Aku memelototi bayangannya yang tercermin dalam air di danau belakang rumah. Sambil mengusap-usap pipiku yang sakit oleh pukulan barusan, aku bangkit. Lalu berdiri menantangnya.

Aku tahu ada kemarahan yang berkilat di matanya. Aku tak peduli. Karena hal yang sama juga berkilat di mataku. Jadi, kuputuskan untuk meladeninya, walau ini bukan aku yang memulai.

Aku langsung berlari menabraknya. Kami berguling hingga menembus hutan, menuju tanah lapang--tepat ketika bulan keluar dari persembunyiannya dari balik awan. Tepat ketika aku berada di atasnya, siap untuk balas menghajar, cahaya bulan menerpa wajahnya, menampakkan mata emasnya yang diliputi kegetiran. Dan ucapannya berikutnya benar-benar menamparku melebihi apa pun.
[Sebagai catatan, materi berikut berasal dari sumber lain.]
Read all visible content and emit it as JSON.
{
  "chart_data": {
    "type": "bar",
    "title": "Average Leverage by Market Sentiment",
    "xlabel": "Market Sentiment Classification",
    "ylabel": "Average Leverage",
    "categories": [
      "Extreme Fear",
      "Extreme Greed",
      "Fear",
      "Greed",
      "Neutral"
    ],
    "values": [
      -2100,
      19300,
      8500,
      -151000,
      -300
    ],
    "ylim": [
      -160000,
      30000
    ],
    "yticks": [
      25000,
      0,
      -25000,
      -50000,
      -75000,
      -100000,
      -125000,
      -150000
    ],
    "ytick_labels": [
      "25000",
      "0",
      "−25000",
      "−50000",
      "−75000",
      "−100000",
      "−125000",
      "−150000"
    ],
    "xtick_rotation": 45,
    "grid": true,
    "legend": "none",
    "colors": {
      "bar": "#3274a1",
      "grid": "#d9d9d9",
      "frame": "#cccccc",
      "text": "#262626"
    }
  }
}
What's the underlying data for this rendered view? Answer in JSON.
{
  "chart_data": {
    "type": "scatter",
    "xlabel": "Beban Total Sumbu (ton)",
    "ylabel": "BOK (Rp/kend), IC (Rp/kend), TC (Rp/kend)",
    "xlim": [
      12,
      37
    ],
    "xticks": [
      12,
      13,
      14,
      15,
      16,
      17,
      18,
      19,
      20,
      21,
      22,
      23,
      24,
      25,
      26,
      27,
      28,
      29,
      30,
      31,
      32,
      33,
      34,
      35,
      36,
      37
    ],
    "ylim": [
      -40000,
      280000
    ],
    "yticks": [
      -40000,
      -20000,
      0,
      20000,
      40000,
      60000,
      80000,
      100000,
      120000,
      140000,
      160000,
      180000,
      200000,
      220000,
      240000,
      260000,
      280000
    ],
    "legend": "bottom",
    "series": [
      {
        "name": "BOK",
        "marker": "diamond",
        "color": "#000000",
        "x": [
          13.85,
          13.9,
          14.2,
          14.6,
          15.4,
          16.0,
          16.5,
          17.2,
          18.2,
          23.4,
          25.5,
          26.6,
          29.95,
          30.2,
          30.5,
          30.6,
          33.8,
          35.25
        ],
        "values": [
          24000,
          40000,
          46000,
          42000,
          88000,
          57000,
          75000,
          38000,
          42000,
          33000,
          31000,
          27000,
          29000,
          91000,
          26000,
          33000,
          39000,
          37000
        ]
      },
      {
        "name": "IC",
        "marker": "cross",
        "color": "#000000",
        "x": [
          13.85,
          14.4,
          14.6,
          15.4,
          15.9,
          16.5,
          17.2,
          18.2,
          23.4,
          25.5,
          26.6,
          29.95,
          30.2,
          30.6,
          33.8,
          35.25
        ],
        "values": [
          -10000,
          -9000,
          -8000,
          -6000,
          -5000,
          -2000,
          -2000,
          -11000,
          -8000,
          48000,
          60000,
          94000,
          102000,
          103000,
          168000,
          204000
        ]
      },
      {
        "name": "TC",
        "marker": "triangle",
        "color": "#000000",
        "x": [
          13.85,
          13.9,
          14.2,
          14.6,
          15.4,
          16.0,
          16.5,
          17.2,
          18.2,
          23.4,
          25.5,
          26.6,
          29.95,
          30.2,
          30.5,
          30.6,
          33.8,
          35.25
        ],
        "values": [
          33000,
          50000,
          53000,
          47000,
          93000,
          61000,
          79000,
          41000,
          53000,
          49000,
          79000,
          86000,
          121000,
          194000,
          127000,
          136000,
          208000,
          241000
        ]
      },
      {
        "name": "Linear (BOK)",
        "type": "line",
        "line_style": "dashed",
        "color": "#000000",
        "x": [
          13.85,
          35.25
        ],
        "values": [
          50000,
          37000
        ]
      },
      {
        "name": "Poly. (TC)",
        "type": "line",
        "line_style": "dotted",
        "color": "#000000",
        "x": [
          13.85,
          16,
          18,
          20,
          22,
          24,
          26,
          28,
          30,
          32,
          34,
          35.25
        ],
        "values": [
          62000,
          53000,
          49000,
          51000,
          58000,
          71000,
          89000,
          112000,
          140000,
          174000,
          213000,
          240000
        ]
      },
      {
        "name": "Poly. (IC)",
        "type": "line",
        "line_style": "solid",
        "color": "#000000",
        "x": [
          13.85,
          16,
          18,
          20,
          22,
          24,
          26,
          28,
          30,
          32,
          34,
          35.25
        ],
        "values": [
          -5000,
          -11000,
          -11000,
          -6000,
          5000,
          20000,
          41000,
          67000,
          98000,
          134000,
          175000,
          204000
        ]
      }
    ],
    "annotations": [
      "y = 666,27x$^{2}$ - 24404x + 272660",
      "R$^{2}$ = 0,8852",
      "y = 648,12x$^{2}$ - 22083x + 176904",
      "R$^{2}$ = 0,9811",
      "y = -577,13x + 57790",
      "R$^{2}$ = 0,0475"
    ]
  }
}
"Kalau kau tidak egois dan meninggalkannya sendirian, Ibu masih akan tetap bersama kita, Kak."

Lalu aku sadar. Aku-lah antagonisnya.

Oh well, sebenarnya flashback bisa berbentuk banyak hal. Biasanya narasi sih. Tapi, dalam kerjaan saya itu, saya pakai dialog sebagai flashback-nya. Ehehe, mungkin gara-gara waktu yang sempit, saya nggak sempat mikir lama-lama.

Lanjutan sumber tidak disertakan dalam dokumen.